Polio Elimination in the United States
Updated August 3, 2022
July 21, 2022: CDC is aware of a case of polio in an unvaccinated individual from Rockland County, New York, and is consulting with the New York State Department of Health on their investigation. Public health experts are working to understand how and where the individual was infected and provide protective measures, such as vaccination services to the community to prevent the spread of polio to under- and unvaccinated individuals. There is no cure for polio, but it is preventable through safe and effective vaccination.
Poliovirus infections still occur in some countries. Get your child vaccinated on schedule to protect them from polio.
Polio Once Caused Widespread Panic

In the late 1940s, polio outbreaks in the U.S. increased in frequency and size, disabling an average of more than 35,000 people each year. Parents were frightened to let their children go outside, especially in the summer when the virus seemed to peak. Travel and commerce between affected cities were sometimes restricted. Public health officials imposed quarantines (used to separate and restrict the movement of well people who may have been exposed to a contagious disease to see if they become ill) on homes and towns where polio cases were diagnosed.

Polio was once one of the most feared diseases in the U.S. In the early 1950s, before polio vaccines were available, polio outbreaks caused more than 15,000 cases of paralysis each year. Following introduction of vaccines—specifically, trivalent inactivated poliovirus vaccine (IPV) in 1955 and trivalent oral poliovirus vaccine (OPV) in 1963—the number of polio cases fell rapidly to less than 100 in the 1960s and fewer than 10 in the 1970s.

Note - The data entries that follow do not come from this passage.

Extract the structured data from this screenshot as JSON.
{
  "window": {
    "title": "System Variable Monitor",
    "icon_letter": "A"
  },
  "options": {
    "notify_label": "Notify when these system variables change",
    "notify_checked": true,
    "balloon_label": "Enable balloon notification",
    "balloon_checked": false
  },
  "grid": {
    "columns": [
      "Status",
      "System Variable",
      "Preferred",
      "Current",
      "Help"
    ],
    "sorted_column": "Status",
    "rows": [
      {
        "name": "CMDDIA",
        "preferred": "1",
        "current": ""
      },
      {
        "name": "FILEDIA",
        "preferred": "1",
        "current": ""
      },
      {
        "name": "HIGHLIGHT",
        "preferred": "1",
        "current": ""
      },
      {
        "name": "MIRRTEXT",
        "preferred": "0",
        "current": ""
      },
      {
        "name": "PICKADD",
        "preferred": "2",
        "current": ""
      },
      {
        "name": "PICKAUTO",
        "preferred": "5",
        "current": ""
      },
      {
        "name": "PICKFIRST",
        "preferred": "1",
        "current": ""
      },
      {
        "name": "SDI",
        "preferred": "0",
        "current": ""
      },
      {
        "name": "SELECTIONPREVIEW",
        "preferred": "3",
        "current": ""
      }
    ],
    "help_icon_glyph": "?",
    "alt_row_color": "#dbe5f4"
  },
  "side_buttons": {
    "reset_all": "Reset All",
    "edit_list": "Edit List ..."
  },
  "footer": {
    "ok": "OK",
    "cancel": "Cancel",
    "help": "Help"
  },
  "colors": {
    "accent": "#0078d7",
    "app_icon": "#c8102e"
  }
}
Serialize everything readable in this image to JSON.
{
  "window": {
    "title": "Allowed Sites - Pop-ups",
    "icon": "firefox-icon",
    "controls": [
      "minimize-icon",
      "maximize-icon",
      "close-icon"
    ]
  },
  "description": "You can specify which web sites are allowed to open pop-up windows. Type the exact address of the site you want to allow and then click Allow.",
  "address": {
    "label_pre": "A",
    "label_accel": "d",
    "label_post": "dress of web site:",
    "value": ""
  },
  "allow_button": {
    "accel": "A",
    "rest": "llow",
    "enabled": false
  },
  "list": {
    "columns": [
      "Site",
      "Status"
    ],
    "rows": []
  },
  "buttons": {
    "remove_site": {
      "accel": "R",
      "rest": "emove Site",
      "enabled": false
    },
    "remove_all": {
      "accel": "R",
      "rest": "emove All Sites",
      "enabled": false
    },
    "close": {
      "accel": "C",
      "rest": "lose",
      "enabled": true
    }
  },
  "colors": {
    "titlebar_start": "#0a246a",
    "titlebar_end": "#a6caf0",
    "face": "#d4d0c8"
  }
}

Thanks to the polio vaccine, dedicated health care professionals, and parents who vaccinate their children on schedule, wild poliovirus has been eliminated in this country for more than 30 years.
- Since 1979, no cases of polio caused by wild poliovirus have originated in the U.S.
- However, the wild virus has been brought into the country by travelers with polio. The last time this happened for wild poliovirus was in 1993.
It takes only one traveler with polio to bring the disease into the United States.
People most at risk for infection are:
- Those who never had polio vaccine
- Those who never received all the recommended vaccine doses
- Those traveling to areas that could put them at risk for getting polio
The best way to keep people safe from polio is to maintain high immunity (protection) against polio in the population through vaccination.